Between Matthews, the Edmonton duo of Leon Draisaitl and Connor McDavid, Rangers goalie Igor Shesterkin, and forwards Jonathan Huberdeau of Florida and Johnny Gaudreau of Calgary, this is going to be one fascinating Hart Trophy ballot.

• When his team beat the Sabres Thursday night, Carolina coach Rod Brind'Amour became the third active individual and 13th in NHL history to be part of a 100-point season with a franchise as both a a player and a coach.

The others were Chicago's Darryl Sutter and Lindy Ruff, with the Sabres. Buffalo had 110 points when Ruff was in his rookie season of 1979-80 as a player and three 100-plus points season when he was the coach from 2006-2010).

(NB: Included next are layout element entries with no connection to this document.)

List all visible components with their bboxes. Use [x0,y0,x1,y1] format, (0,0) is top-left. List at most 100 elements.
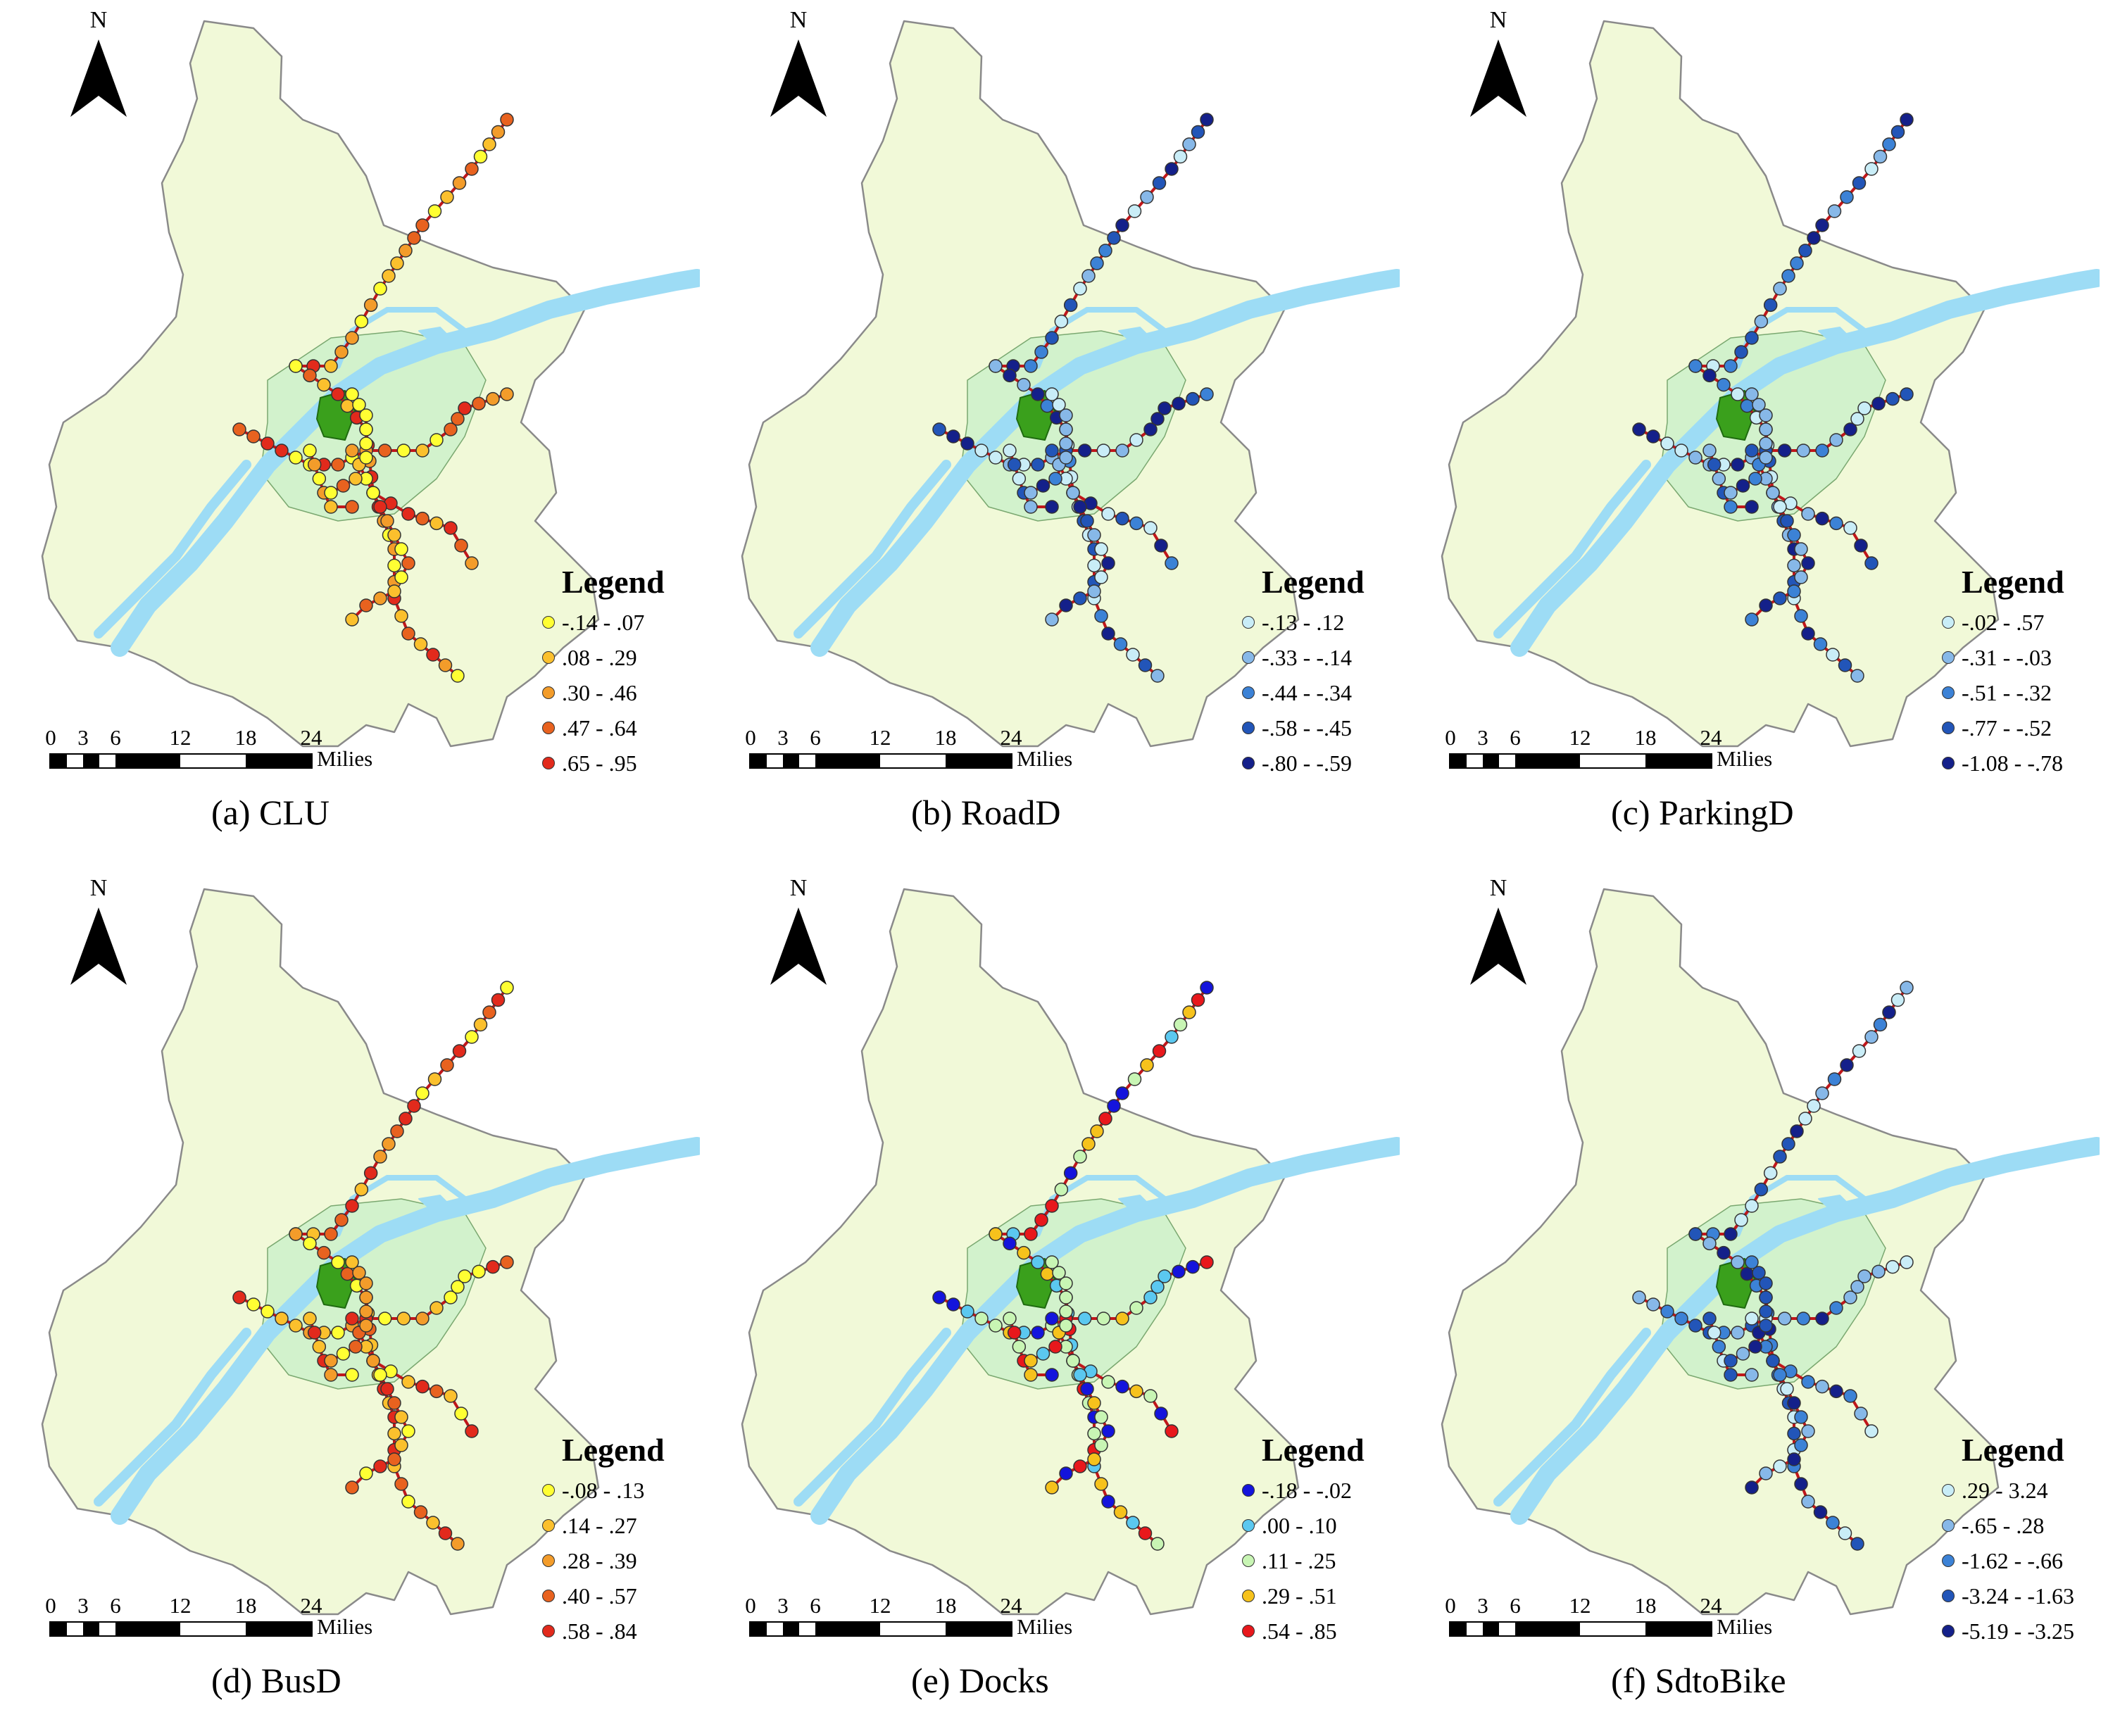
station-marker [387,584,401,598]
station-marker [1165,1030,1179,1044]
legend-item: .54 - .85 [1242,1614,1365,1649]
station-marker [486,391,500,406]
station-marker [1059,436,1073,451]
station-marker [1864,556,1879,570]
station-marker [1154,539,1168,553]
legend-item: -.51 - -.32 [1942,675,2064,710]
station-marker [366,1354,380,1368]
station-marker [427,204,442,218]
station-marker [1801,627,1815,641]
panel-caption: (f) SdtoBike [1611,1661,1786,1700]
station-marker [440,190,454,204]
legend-item: -.08 - .13 [542,1473,665,1508]
legend-item: .14 - .27 [542,1508,665,1543]
station-marker [415,218,429,232]
station-marker [1759,1319,1773,1333]
legend-title: Legend [1962,564,2064,600]
station-marker [1059,408,1073,422]
station-marker [1200,1255,1214,1269]
station-marker [1731,458,1745,472]
station-marker [1807,231,1821,245]
station-marker [1815,511,1829,526]
station-marker [1034,1213,1048,1227]
scale-unit: Milies [1717,1614,1773,1639]
map-panel-d: N Legend -.08 - .13 .14 - .27 .28 - .39 .40 -… [0,868,700,1736]
river-branch [1493,1328,1651,1507]
station-marker [473,1017,488,1032]
station-marker [345,1312,359,1326]
station-marker [1780,514,1794,528]
station-marker [1059,1466,1073,1480]
scale-tick-label: 24 [1700,1593,1722,1618]
legend-swatch [1942,757,1955,769]
north-arrow-icon [70,907,127,985]
legend-label: .11 - .25 [1262,1547,1336,1573]
station-marker [465,556,479,570]
station-marker [444,422,458,436]
station-marker [275,1312,289,1326]
scale-tick-label: 3 [77,725,89,750]
station-marker [334,1213,349,1227]
station-marker [1745,500,1759,514]
station-marker [1759,1290,1773,1304]
station-marker [1854,1407,1868,1421]
station-marker [1688,451,1702,465]
station-marker [465,1030,479,1044]
station-marker [1773,282,1787,296]
station-marker [394,1477,408,1491]
legend: Legend -.02 - .57 -.31 - -.03 -.51 - -.32 -.… [1942,563,2064,781]
legend-label: .47 - .64 [562,715,637,741]
scale-tick-label: 0 [45,1593,56,1618]
river [1510,269,2100,657]
legend-item: -1.62 - -.66 [1942,1543,2074,1578]
station-marker [363,1166,378,1181]
station-marker [1066,1354,1080,1368]
station-marker [1045,1255,1059,1269]
lake [418,1195,451,1212]
station-marker [1007,458,1022,472]
station-marker [359,422,373,436]
station-marker [1843,521,1857,535]
river-branch [794,1328,951,1507]
station-marker [1731,1326,1745,1340]
station-marker [960,436,974,451]
station-marker [312,472,327,486]
station-marker [1012,1340,1027,1354]
station-marker [426,1516,440,1530]
station-marker [1781,269,1795,283]
station-marker [1143,521,1158,535]
station-marker [444,1290,458,1304]
station-marker [1165,162,1179,176]
station-marker [1003,444,1017,458]
station-marker [1745,612,1759,627]
station-marker [1646,1297,1660,1312]
station-marker [989,1227,1003,1241]
station-marker [394,542,408,556]
north-arrow-icon [70,39,127,117]
north-label: N [1489,875,1507,901]
legend-item: -.18 - -.02 [1242,1473,1365,1508]
legend-item: .29 - 3.24 [1942,1473,2074,1508]
scale-tick-label: 24 [1000,1593,1022,1618]
station-marker [373,1150,387,1164]
station-marker [1150,1537,1165,1551]
station-marker [345,1255,359,1269]
station-marker [429,1301,444,1315]
legend-label: -.33 - -.14 [1262,644,1352,670]
station-marker [1773,1150,1787,1164]
station-marker [1173,149,1188,164]
legend-item: -.13 - .12 [1242,605,1365,640]
panel-caption: (e) Docks [911,1661,1049,1700]
station-marker [1736,1347,1750,1361]
station-marker [932,1290,946,1304]
station-marker [1724,500,1738,514]
scale-tick-label: 6 [1510,725,1521,750]
station-marker [1745,444,1759,458]
station-marker [289,359,303,373]
station-marker [1734,1213,1748,1227]
station-marker [1107,1099,1121,1113]
station-marker [1826,1516,1840,1530]
scale-bar: 0 3 6 12 18 24 Milies [45,1593,372,1640]
scale-tick-label: 6 [810,1593,821,1618]
station-marker [1794,542,1808,556]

• After the Sabres, the NHL team with the next-longest playoff drought is Detroit. The Red Wings will be out of the playoffs for the sixth year in a row – after appearing for 25 straight seasons from 1991-2016. As far as droughts between victories in a postseason series, the Sabres are third at 15 (since their second-round win over the Rangers in 2007).

Florida is the leader, with no wins since the 1996 East final over Pittsburgh. Then comes Toronto, which last won a series in the 2004 opening round against Ottawa. The Panthers and Leafs both look great of late but it remains to be seen how their goaltending will hold up in the postseason. Racehorse hockey won't get it done.